The owner of X must have had a real bee in his bonnet, understandable as the French authorities had raided X offices in Paris and summoned Musk as part of a cybercrime probe, for he later posted: “Sánchez is the true fascist totalitarian.”

He wasn’t the only owner of a popular social media platform to take issue with the proposal which would ban social media for those under 16, hold platform executives criminally liable for “illegal, hateful, or harmful” content, criminalize algorithm amplification of “harmful” content, and make platforms monitor and report on content that fuels division.

Pavel Durov, Russian billionaire and owner of the social network Telegram, also attacked Sanchez’s plan, sending a mass message to all the users of his platform in Spain.

Sanchez wasn’t cowered by the frontal assault from Musk and Durov, punching back with “a phrase that will go down in history,” says the HuffPost. The Spanish PM posted on social media: “Let the techno-oligarchs bark, Sancho, it’s a sign that we’re riding.” What does he mean and where does the expression come from?

“If the dogs bark, Sancho, it’s a sign that we’re riding”

HuffPost points out that, perhaps to the dismay of many Spaniards, the saying isn’t a play on one from ‘Don Quixote’ by Miguel de Cervantes, despite popular belief. According to the experts, the first written record of a similar phrase comes from an 1808 work ‘Kläffer’ (The Barker/Yelper) by German poet Johann Wolfgang von Goethe.
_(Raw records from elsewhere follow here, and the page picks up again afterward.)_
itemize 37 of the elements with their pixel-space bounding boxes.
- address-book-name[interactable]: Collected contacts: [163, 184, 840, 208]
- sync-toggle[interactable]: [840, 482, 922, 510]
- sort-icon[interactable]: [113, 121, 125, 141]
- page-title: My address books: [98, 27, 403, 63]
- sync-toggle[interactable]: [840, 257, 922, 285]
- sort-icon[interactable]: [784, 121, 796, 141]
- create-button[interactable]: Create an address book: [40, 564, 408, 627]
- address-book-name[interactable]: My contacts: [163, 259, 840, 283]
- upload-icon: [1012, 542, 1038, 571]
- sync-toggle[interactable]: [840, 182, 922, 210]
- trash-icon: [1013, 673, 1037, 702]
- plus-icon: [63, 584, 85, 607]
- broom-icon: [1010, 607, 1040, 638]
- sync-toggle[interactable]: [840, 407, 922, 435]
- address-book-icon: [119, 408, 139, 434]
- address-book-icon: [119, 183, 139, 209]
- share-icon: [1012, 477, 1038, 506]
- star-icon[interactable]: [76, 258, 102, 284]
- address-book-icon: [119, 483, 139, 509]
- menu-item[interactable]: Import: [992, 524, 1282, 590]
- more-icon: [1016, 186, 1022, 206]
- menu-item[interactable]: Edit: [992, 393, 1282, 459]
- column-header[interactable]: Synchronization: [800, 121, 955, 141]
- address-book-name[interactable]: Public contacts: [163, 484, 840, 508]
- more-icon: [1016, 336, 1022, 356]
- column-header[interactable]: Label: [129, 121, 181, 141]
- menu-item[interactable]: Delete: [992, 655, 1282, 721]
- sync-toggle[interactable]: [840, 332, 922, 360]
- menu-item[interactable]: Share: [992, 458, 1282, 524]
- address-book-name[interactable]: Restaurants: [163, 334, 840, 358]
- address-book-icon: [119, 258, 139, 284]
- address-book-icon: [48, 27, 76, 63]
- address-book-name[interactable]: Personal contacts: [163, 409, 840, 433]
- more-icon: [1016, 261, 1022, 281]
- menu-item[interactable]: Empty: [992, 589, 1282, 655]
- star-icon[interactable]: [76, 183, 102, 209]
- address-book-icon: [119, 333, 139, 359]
“We ride hither and thither, in search of pleasure and business; But it always barks after us, and barks with all its might. So the Spitz from our stable wants to accompany us forever, and the loud sound of its barking only proves that we are riding.”

Johann Wolfgang von Goethe: Kläffer

That poem in turned inspired the Nicaraguan poet Rubén Darío to coin the expression: “Si los perros ladran, Sancho, es señal que cabalgamos”, which translates to English as: “If the dogs bark, Sancho, it is a sign that we are riding.”

On the other hand, there are others who say that the phrase is attributed to Miguel de Unamuno in a poem by Goethe: “Los perros ladran, pero la caravana Avanza”, which translates to English as: “The dogs bark, but the caravan moves on.”